Er moest in anderhalf uur veel gebeuren… maar het meest indrukwekkende voor mij waren de laatste minuten voor de voorstelling in de coulissen voor de eerste opkomst. Een moment van stilte, van concentratie, het meest private moment van een acteur. Met die camera van BZS achter mij aan voelde ik mij het middelpunt van deze avond. De swing/cover in de hoofdrol, de eerste cast zoals wij dat noemen. Ik denk aan al die andere swings, die ik in de loop van de jaren dat ik voor Stage Entertainment heb gewerkt, heb ontmoet en heb zien werken: mijn eigen directe collega’s in de Tweeling, maar ook bijvoorbeeld Marc Krone, Paul Donkers, Steven Roox….. .
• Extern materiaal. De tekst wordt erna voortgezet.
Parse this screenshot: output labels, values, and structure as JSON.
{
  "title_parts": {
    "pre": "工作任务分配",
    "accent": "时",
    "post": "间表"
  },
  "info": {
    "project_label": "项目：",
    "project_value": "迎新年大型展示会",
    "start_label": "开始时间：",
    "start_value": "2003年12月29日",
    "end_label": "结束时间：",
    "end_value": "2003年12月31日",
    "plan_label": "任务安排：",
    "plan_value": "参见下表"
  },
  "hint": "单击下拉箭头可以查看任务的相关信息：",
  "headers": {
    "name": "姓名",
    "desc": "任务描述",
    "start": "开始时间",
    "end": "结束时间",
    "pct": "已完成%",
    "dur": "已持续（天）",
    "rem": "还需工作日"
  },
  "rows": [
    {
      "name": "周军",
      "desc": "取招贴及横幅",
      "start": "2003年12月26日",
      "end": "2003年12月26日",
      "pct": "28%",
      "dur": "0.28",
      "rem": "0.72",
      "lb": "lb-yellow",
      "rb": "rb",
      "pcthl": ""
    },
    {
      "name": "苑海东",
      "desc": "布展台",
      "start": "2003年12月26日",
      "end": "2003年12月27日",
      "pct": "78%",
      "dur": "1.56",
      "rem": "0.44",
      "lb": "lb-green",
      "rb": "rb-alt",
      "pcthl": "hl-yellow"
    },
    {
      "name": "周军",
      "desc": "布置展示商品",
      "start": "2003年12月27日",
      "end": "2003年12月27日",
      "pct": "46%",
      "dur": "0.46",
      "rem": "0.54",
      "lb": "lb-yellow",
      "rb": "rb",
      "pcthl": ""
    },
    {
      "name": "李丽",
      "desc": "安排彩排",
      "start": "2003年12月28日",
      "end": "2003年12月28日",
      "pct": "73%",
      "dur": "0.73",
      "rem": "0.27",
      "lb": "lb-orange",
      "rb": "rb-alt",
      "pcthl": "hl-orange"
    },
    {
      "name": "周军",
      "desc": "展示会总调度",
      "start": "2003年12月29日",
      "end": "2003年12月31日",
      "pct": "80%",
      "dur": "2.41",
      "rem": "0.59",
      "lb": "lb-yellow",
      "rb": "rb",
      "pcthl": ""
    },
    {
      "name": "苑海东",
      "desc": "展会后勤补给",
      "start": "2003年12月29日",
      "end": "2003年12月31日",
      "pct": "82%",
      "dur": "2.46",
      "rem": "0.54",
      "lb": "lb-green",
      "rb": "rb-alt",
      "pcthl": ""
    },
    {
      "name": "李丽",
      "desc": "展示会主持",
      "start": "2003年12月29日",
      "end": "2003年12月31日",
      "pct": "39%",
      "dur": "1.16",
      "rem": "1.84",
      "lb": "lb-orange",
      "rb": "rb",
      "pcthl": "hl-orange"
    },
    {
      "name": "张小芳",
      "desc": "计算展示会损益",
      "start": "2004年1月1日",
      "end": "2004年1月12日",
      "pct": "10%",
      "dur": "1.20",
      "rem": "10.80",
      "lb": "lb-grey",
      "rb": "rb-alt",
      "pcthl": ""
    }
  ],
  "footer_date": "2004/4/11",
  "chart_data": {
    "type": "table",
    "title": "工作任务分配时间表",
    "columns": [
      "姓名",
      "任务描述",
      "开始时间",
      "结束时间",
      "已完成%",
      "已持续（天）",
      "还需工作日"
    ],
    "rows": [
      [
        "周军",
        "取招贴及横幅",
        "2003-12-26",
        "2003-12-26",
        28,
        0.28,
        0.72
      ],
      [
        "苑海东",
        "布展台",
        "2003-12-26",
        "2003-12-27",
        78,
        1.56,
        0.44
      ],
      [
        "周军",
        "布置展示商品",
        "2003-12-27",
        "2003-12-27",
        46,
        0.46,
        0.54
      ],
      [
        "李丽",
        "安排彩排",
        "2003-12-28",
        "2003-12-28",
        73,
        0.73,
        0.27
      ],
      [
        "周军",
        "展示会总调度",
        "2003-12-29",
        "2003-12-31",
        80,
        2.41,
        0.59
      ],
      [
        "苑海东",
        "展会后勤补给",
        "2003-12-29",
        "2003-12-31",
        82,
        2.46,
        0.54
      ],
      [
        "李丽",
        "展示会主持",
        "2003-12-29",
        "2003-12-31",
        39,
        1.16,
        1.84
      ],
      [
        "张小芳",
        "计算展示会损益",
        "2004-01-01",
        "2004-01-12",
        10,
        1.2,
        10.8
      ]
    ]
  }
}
Natuurlijk gaat het deze avond om mijn bijdrage aan De Tweeling, maar door de aanwezigheid van die camera’s wordt zichtbaar wat er zich in de catacomben van het theater nog meer afspeelt en wat normaliter niet voor het grote publiek zichtbaar is. Het gaat over ons, ik vertel het verhaal van de swing/cover. Dit idee en de aanwezigheid van de resident-director Karel geeft mij een vorm van bescherming. De aanvankelijke angst om uit de schaduw te treden maakt plaats voor het gevoel bevoorrecht te zijn deze avond deze functie te vervullen. Laat de camera maar draaien; het doek gaat op, het bloed stroomt waar het niet gaan kan en bezweet door de warmte van de spotlights presenteren wij de eerste try-out van De Tweeling.